Start date overrides when interest calculations begin. Useful for mortgages that have a single start date, but you can increase the borrowed capital by paying out tranches.
Round price per share is primarily used with bonds, which pay interest through coupons at a fixed rate. Your payment is then calculated by multiplying the rounded coupon rate by the number of units you hold.
Dynamic rates and overrides
Real-world loans and bonds often don't stay static. Interest rates change, payment schedules shift, and life happens. The override system lets you model these changes precisely.
How overrides work
Click "Add rate" to create an override that takes effect on a specific date. You can override any setting - interest rate, payment frequency, amortization schedule, or even the number of remaining periods.
The system applies overrides in chronological order. If you have a base rate of 4% and add an override changing it to 6% starting January 1st, the rate jumps to 6% on that date and stays there until the next override (or until the asset matures).
Any changes take effect at the next compounding/payment interval!
Modeling rate changes
Adjustable mortgages: Your ARM starts at 3.5% and adjusts annually based on market rates. Add overrides for each adjustment date with your expected rates.
Step-up bonds: Corporate bonds sometimes start at 4% for the first five years, then jump to 6% for the remaining term. Add an override on the step-up date.
Promotional rates: Credit cards often offer 0% introductory rates that jump to 22% after 12 months. Model this with an override at the promotional expiration.
Debt vacation periods
Sometimes you negotiate payment holidays or forbearance periods where you temporarily stop making principal payments but interest keeps accruing.

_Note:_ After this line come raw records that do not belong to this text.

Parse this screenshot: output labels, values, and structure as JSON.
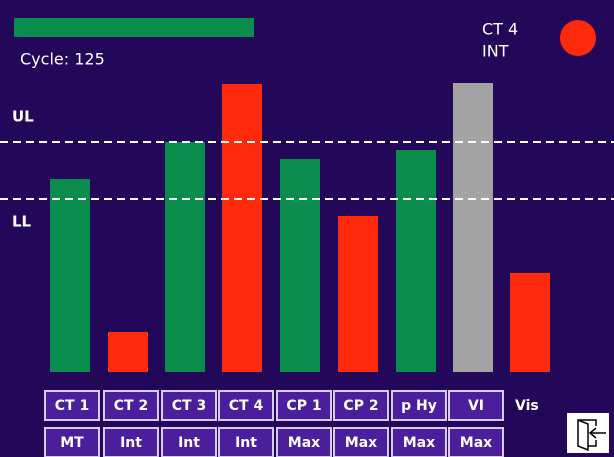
{
  "header": {
    "cycle": "Cycle: 125",
    "status": [
      "CT 4",
      "INT"
    ]
  },
  "chart_data": {
    "type": "bar",
    "categories": [
      "CT 1",
      "CT 2",
      "CT 3",
      "CT 4",
      "CP 1",
      "CP 2",
      "p Hy",
      "VI",
      "Vis"
    ],
    "values": [
      193,
      40,
      230,
      288,
      213,
      156,
      222,
      289,
      99
    ],
    "colors": [
      "#0a8c4c",
      "#ff2a0c",
      "#0a8c4c",
      "#ff2a0c",
      "#0a8c4c",
      "#ff2a0c",
      "#0a8c4c",
      "#a3a3a3",
      "#ff2a0c"
    ],
    "limits": [
      {
        "label": "UL",
        "value": 230
      },
      {
        "label": "LL",
        "value": 173
      }
    ]
  },
  "modes": [
    "MT",
    "Int",
    "Int",
    "Int",
    "Max",
    "Max",
    "Max",
    "Max"
  ]
}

To model a debt vacation, add an override that changes the amortization to "None" during the forbearance period. Interest will continue compounding, but no principal gets paid down. Add another override when normal payments resume, adjusting the amount of periods if needed.
For example, if you have a 30-year mortgage and take a 6-month payment holiday in year 5, you'd add:
Override at holiday start: Change amortization to "None"
Override at holiday end: Change amortization back to "Even", extend periods by 6 months
Changing loan length
Refinancing or loan modifications often change the remaining term. Use overrides to model these changes precisely.
If you refinance your mortgage after 5 years and extend the remaining 25 years to a new 30-year term, add an override on the refinance date that increases the periods from 300 to 360.
Conversely, if you make extra payments to shorten your loan, add an override that reduces the remaining periods when you make the change.
The number of periods always represents the total loan duration.
Scenario planning
Interest prices aren't just for modeling reality - they're powerful tools for financial planning:
Rate shock analysis: Add overrides with higher interest rates to see how rising rates would affect your portfolio value.
Prepayment strategies: Model the effect of making extra principal payments by adding Sell transactions, or overrides that reduce the remaining periods.
Refinancing decisions: Compare your current loan against potential refinancing options by setting up different override scenarios.
Getting the details right
Interest calculations are precise but unforgiving. A small mistake in the dynamic rates or compounding frequency can throw off your entire portfolio value.
Start with the asset's official documentation. Bond prospectuses spell out exactly how interest gets calculated. Loan agreements specify payment schedules and rate adjustment mechanisms.
When possible, verify your setup against a known payment. If you know your mortgage payment should be $1,847.33, configure the interest settings and check that Capitally matches that amount.
Reconciling interest transactions
Once you import or add actual interest transactions, Capitally will automatically detect them and skip creating automatic payments for those dates. These imported transactions should serve as your source of truth for tax purposes.
Note: Interest calculations involve complex variables, different calculation conventions, and rounding practices that may cause variations in computed amounts.